Publications
S. Vazhkudai and G. von Laszewski, "A Greedy Grid - The Grid Economic Engine Directive," Preprint ANL/MCS-P886-0501, May 2001. [pdf]
The advent of national-scale "Computational Grid" infrastructures has helped deploy advanced services, beyond those taken for granted in today's Internet, such as: remote access to computers, wide area resource management, authentication, and directory services, thus enabling access and utilization of a variety of heterogeneous resources distributed over multiple domains. The availability of these services represents an opportunity to implement advanced services utilizing these basic Grid services. In this paper, we explore issues related to defining services that are based on economy and financial models in order to encourage further resource sharing among the administrative domains while also considering commodity PC's that are part of todays Internet. We propose an extendable architecture, The Grid Economic Engine Directive (Greed), that allows integration of various economy models within the same framework, exposing the services through secure protocols and policies. The services provided by this framework include, for example, a bartering service, a bidding service, and a trading service.

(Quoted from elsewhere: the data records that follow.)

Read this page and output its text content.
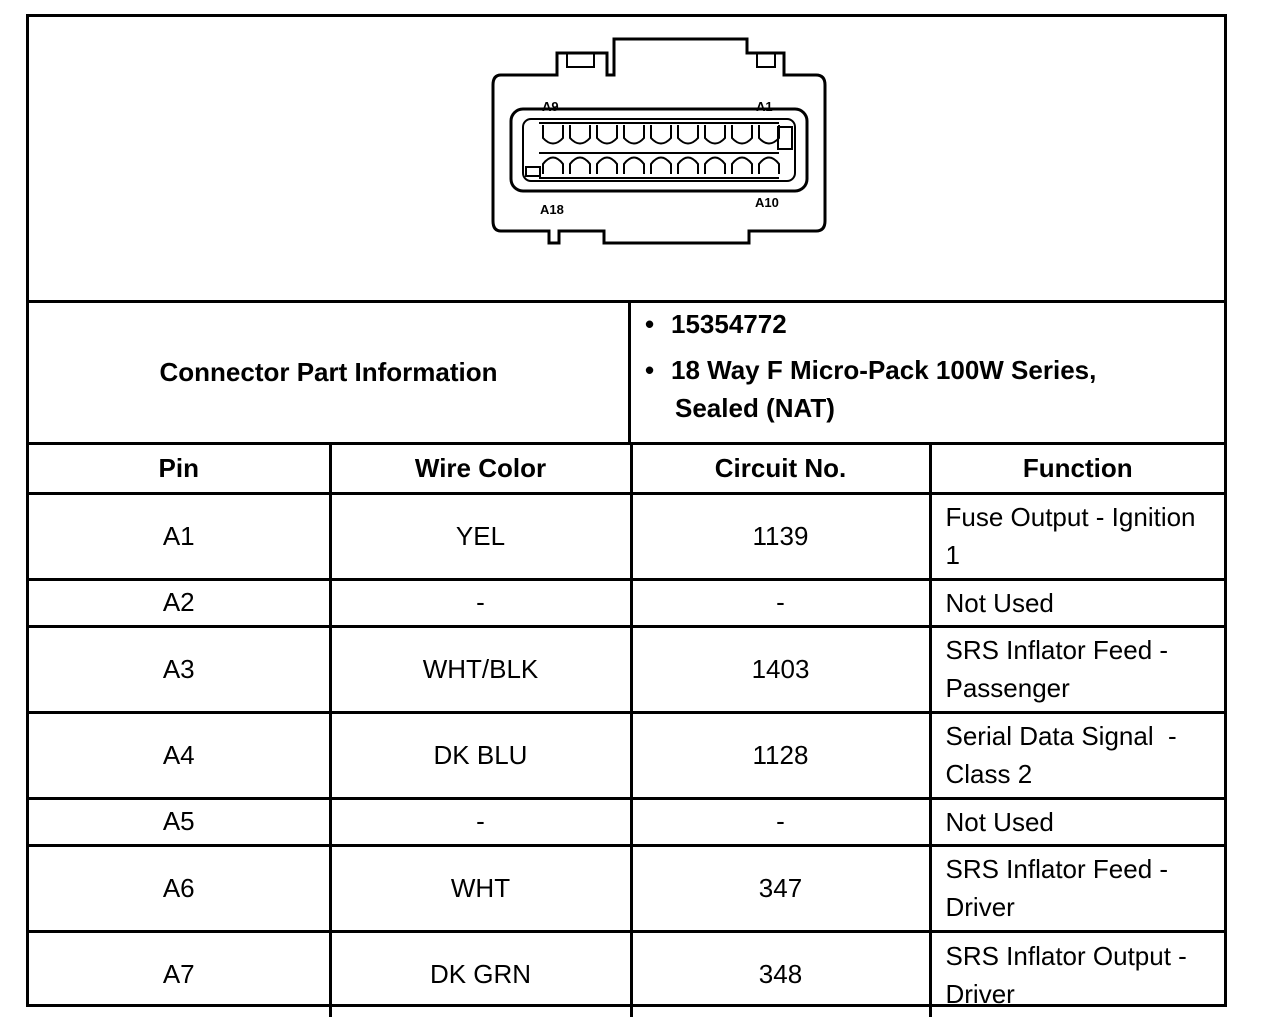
A9	A1
A18	A10
Connector Part Information
• 15354772
• 18 Way F Micro-Pack 100W Series,
Sealed (NAT)
Pin	Wire Color	Circuit No.	Function
A1	YEL	1139	Fuse Output - Ignition
1
A2	-	-	Not Used
A3	WHT/BLK	1403	SRS Inflator Feed -
Passenger
A4	DK BLU	1128	Serial Data Signal  -
Class 2
A5	-	-	Not Used
A6	WHT	347	SRS Inflator Feed -
Driver
A7	DK GRN	348	SRS Inflator Output -
Driver
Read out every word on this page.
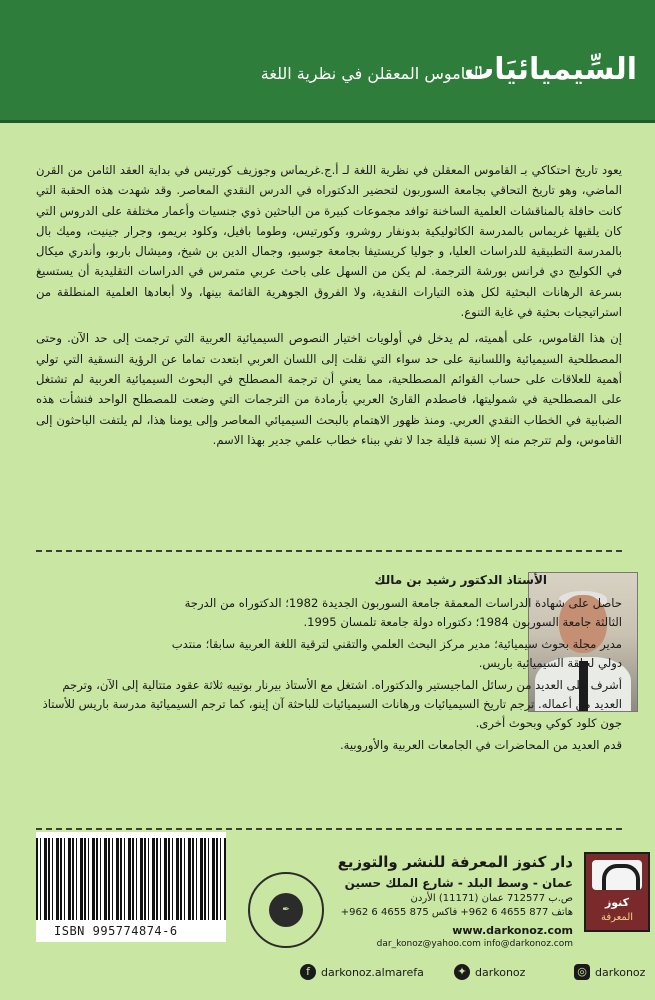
السِّيميائيَات
القاموس المعقلن في نظرية اللغة

يعود تاريخ احتكاكي بـ القاموس المعقلن في نظرية اللغة لـ أ.ج.غريماس وجوزيف كورتيس في بداية العقد الثامن من القرن الماضي، وهو تاريخ التحاقي بجامعة السوربون لتحضير الدكتوراه في الدرس النقدي المعاصر. وقد شهدت هذه الحقبة التي كانت حافلة بالمناقشات العلمية الساخنة توافد مجموعات كبيرة من الباحثين ذوي جنسيات وأعمار مختلفة على الدروس التي كان يلقيها غريماس بالمدرسة الكاثوليكية بدونفار روشرو، وكورتيس، وطوما بافيل، وكلود بريمو، وجرار جينيت، وميك بال بالمدرسة التطبيقية للدراسات العليا، و جوليا كريستيفا بجامعة جوسيو، وجمال الدين بن شيخ، وميشال باربو، وأندري ميكال في الكوليج دي فرانس بورشة الترجمة. لم يكن من السهل على باحث عربي متمرس في الدراسات التقليدية أن يستسيغ بسرعة الرهانات البحثية لكل هذه التيارات النقدية، ولا الفروق الجوهرية القائمة بينها، ولا أبعادها العلمية المنطلقة من استراتيجيات بحثية في غاية التنوع.

إن هذا القاموس، على أهميته، لم يدخل في أولويات اختيار النصوص السيميائية العربية التي ترجمت إلى حد الآن. وحتى المصطلحية السيميائية واللسانية على حد سواء التي نقلت إلى اللسان العربي ابتعدت تماما عن الرؤية النسقية التي تولي أهمية للعلاقات على حساب القوائم المصطلحية، مما يعني أن ترجمة المصطلح في البحوث السيميائية العربية لم تشتغل على المصطلحية في شموليتها، فاصطدم القارئ العربي بأرمادة من الترجمات التي وضعت للمصطلح الواحد فنشأت هذه الضبابية في الخطاب النقدي العربي. ومنذ ظهور الاهتمام بالبحث السيميائي المعاصر وإلى يومنا هذا، لم يلتفت الباحثون إلى القاموس، ولم تترجم منه إلا نسبة قليلة جدا لا تفي ببناء خطاب علمي جدير بهذا الاسم.

الأستاذ الدكتور رشيد بن مالك

حاصل على شهادة الدراسات المعمقة جامعة السوربون الجديدة 1982؛ الدكتوراه من الدرجة الثالثة جامعة السوربون 1984؛ دكتوراه دولة جامعة تلمسان 1995.

مدير مجلة بحوث سيميائية؛ مدير مركز البحث العلمي والتقني لترقية اللغة العربية سابقا؛ منتدب دولي لحلقة السيميائية باريس.

أشرف على العديد من رسائل الماجيستير والدكتوراه. اشتغل مع الأستاذ بيرنار بوتييه ثلاثة عقود متتالية إلى الآن، وترجم العديد من أعماله. ترجم تاريخ السيميائيات ورهانات السيميائيات للباحثة آن إينو، كما ترجم السيميائية مدرسة باريس للأستاذ جون كلود كوكي وبحوث أخرى.

قدم العديد من المحاضرات في الجامعات العربية والأوروبية.

ISBN 995774874-6
✒
دار كنوز المعرفة للنشر والتوزيع
عمان - وسط البلد - شارع الملك حسين
ص.ب 712577 عمان (11171) الأردن
هاتف 877 4655 6 962+ فاكس 875 4655 6 962+
www.darkonoz.com
dar_konoz@yahoo.com info@darkonoz.com
كنوز
المعرفة
◎ darkonoz
✦ darkonoz
f	darkonoz.almarefa
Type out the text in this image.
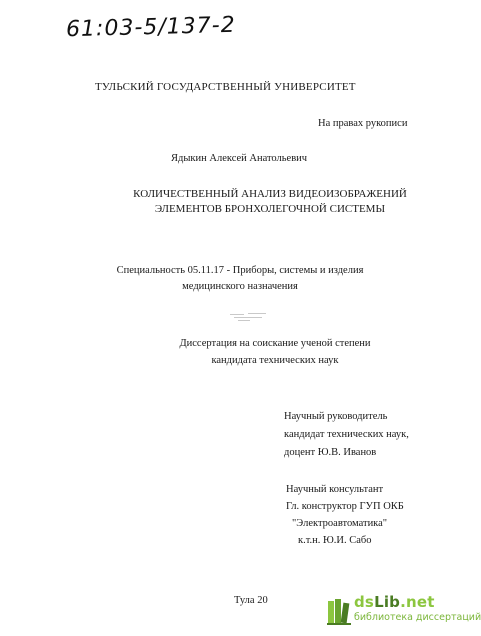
61:03-5/137-2
ТУЛЬСКИЙ ГОСУДАРСТВЕННЫЙ УНИВЕРСИТЕТ
На правах рукописи
Ядыкин Алексей Анатольевич
КОЛИЧЕСТВЕННЫЙ АНАЛИЗ ВИДЕОИЗОБРАЖЕНИЙ
ЭЛЕМЕНТОВ БРОНХОЛЕГОЧНОЙ СИСТЕМЫ
Специальность 05.11.17 - Приборы, системы и изделия
медицинского назначения
Диссертация на соискание ученой степени
кандидата технических наук
Научный руководитель
кандидат технических наук,
доцент Ю.В. Иванов
Научный консультант
Гл. конструктор ГУП ОКБ
"Электроавтоматика"
к.т.н. Ю.И. Сабо
Тула 20	dsLib.net
библиотека диссертаций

We intend to develop components that can be integrated within a customizable Portal simplifying access to many of the services and propose to integrate the Greed economic middleware into the existing Globus metacomupting toolkit, thus enabling the application of economic paradigm to the Globus Computational and Data Grids. We further illustrate the applicability of the proposed Greed services by building a prototype business model as a higher-level application, using the economic middleware.